Oregairu (Indonesia):Jilid 3 Bab 6

From Baka-Tsuki
Jump to navigation Jump to search

Bab 6: Awal si Pria dan si Wanita Akhirnya sudah Berakhir[edit]

Ketika aku kembali ke ruang klub dan melihat ke luar jendela, matahari senja sudah perlahan-lahan terbenam ke dalam Teluk Tokyo. Suatu tirai kegelapan sedang ditarik ke arah timur, seakan mencuci bersih warna biru indigo samar itu.

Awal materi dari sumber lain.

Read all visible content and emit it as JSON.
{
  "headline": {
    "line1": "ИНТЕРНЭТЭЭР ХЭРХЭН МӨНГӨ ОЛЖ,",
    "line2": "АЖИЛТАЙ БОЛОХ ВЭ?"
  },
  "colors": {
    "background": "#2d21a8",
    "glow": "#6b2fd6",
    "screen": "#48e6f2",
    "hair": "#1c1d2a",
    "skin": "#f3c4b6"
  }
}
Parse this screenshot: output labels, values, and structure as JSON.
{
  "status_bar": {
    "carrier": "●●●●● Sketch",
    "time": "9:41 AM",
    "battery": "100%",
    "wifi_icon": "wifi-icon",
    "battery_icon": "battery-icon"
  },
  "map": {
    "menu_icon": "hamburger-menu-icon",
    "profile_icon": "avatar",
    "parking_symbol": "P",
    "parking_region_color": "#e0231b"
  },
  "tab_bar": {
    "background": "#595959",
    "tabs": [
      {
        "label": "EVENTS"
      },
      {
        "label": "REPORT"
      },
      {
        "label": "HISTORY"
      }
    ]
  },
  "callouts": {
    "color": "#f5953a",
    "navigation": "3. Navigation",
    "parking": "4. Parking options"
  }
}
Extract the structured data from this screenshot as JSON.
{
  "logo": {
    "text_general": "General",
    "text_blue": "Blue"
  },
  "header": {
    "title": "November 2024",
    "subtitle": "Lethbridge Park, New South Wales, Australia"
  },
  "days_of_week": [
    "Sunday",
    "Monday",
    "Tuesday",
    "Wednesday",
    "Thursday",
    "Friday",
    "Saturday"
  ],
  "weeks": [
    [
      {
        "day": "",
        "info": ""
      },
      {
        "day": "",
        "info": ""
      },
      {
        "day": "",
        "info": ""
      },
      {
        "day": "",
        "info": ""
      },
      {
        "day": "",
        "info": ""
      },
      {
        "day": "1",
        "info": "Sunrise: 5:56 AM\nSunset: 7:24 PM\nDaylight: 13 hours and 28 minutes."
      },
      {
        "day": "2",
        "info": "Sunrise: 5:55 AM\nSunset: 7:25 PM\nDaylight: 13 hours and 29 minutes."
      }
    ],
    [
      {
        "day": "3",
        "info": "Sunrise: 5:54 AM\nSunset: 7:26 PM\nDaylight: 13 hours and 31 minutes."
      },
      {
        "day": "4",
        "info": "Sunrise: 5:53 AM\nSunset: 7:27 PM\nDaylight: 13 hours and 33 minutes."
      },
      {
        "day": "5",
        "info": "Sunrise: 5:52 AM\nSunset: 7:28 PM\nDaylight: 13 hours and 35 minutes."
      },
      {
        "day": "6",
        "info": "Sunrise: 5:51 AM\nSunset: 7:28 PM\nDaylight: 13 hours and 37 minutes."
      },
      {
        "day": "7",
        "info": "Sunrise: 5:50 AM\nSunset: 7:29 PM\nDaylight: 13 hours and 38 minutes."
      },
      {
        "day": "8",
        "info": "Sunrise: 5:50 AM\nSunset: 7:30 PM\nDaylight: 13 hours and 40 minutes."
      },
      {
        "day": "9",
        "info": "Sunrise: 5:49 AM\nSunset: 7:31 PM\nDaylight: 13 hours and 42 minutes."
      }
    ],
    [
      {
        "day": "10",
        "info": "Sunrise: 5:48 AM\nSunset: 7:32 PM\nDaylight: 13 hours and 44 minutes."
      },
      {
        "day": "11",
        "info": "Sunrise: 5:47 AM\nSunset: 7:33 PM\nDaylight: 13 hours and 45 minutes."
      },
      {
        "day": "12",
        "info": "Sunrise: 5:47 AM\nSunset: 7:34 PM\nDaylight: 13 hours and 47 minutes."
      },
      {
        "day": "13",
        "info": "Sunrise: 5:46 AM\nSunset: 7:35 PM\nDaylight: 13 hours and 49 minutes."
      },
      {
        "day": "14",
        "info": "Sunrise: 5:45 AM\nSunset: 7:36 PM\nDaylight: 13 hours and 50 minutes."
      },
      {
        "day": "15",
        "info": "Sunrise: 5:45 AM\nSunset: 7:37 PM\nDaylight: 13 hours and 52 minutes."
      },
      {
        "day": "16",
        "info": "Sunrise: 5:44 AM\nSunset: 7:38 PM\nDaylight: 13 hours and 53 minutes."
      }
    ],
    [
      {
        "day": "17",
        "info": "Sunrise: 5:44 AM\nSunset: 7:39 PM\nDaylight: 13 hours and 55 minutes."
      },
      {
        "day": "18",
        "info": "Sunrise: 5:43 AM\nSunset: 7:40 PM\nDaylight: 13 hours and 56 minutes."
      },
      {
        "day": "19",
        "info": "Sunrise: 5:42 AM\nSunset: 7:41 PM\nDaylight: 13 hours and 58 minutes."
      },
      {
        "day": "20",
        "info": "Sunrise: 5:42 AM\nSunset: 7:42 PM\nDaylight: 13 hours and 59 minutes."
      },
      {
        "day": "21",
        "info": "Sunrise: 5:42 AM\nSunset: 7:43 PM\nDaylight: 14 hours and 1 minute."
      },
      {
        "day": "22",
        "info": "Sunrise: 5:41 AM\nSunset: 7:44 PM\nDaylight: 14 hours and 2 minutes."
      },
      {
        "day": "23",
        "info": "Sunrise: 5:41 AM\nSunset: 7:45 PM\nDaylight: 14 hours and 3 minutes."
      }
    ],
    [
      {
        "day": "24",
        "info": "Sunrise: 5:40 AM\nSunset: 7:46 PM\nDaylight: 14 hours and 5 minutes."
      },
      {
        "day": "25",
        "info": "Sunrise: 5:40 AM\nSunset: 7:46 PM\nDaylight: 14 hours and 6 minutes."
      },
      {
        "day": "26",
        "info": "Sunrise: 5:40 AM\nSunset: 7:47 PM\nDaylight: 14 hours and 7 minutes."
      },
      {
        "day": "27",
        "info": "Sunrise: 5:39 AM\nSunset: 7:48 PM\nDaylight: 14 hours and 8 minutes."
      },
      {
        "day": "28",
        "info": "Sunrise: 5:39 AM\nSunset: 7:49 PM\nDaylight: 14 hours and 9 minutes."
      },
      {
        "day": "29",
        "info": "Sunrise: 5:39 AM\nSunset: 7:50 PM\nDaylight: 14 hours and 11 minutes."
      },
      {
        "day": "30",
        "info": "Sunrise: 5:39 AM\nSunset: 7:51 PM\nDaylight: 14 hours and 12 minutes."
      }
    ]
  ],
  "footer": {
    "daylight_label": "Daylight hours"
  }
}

“Tapi sekarang apa yang harus kulakukan, yah…? Aku bahkan memanggang sebuah kue dan segalanya,” kata Yukinoshita dengan suatu helaan selagi dia melihat ke langit persis seperti yang kulakukan.

Dia benar – sudah hampir waktunya sekolah berakhir untuk hari ini. Loncengnya mungkin akan berbunyi persis saat kami memotong kuenya.

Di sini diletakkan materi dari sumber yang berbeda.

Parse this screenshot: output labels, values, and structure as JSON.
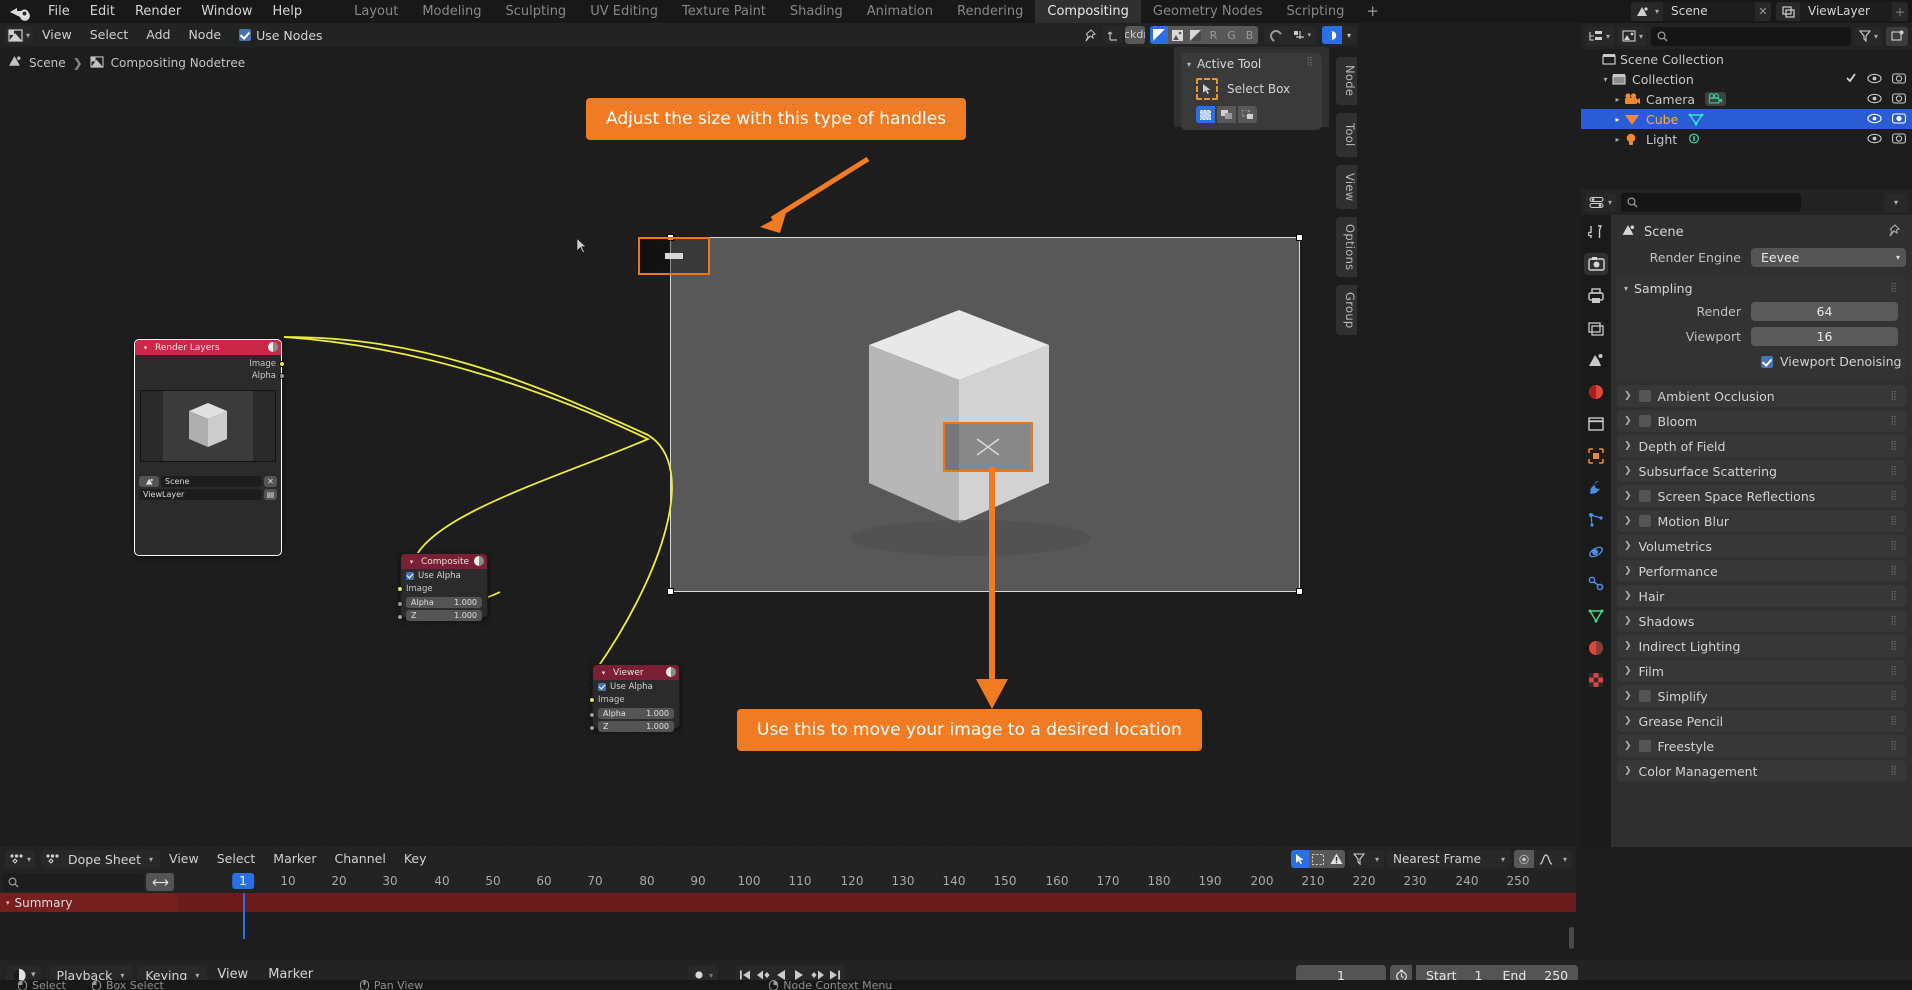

Sebagai responnya pada Yukinoshita, Yuigahama memiringkan kepalanya ke samping dengan tampang heran di wajahnya. “Kue? Kenapa ada kue?”

“Kenapa, kamu tanya…? Oh, Aku masih belum memberitahumu. Aku memanggilmu kemari untuk merayakan hari ulang tahunmu, Yuigahama-san.”

“Huh?”

“Yuigahama-san, kamu sudah tidak datang untuk aktivitas klub akhir-akhir ini… jadi er, Aku ingin memberitahumu untuk terus berusaha keras – sesuatu semacam itu,” Yukinoshita yang merona berkata sambil terbatuk kecil. Ahem. “Dan juga, yah… Aku rasa kamu juga bisa menyebutnya sebuah tanda terima kasihku.”

Selagi suara Yukinoshita mengecil, Yuigahama melompat dan memeluknya.

“…Yukinon, kamu ingat hari ulang tahunku.”

Er, daripada mengatakan dia mengingatnya, itu lebih kepada dia hanya menebaknya dari nomor teleponmu.

Tapi Yuigahama sedang perlahan-lahan jatuh ke dalam kelinglungan penuh kebahagiaan, tidak terlalu perduli tentang detil-detilnya.

“Tapi sepertinya hari ini tidak bisa,” kata Yukinoshita selagi dia melepaskan Yuigahama darinya dengan kecanggungan khasnya.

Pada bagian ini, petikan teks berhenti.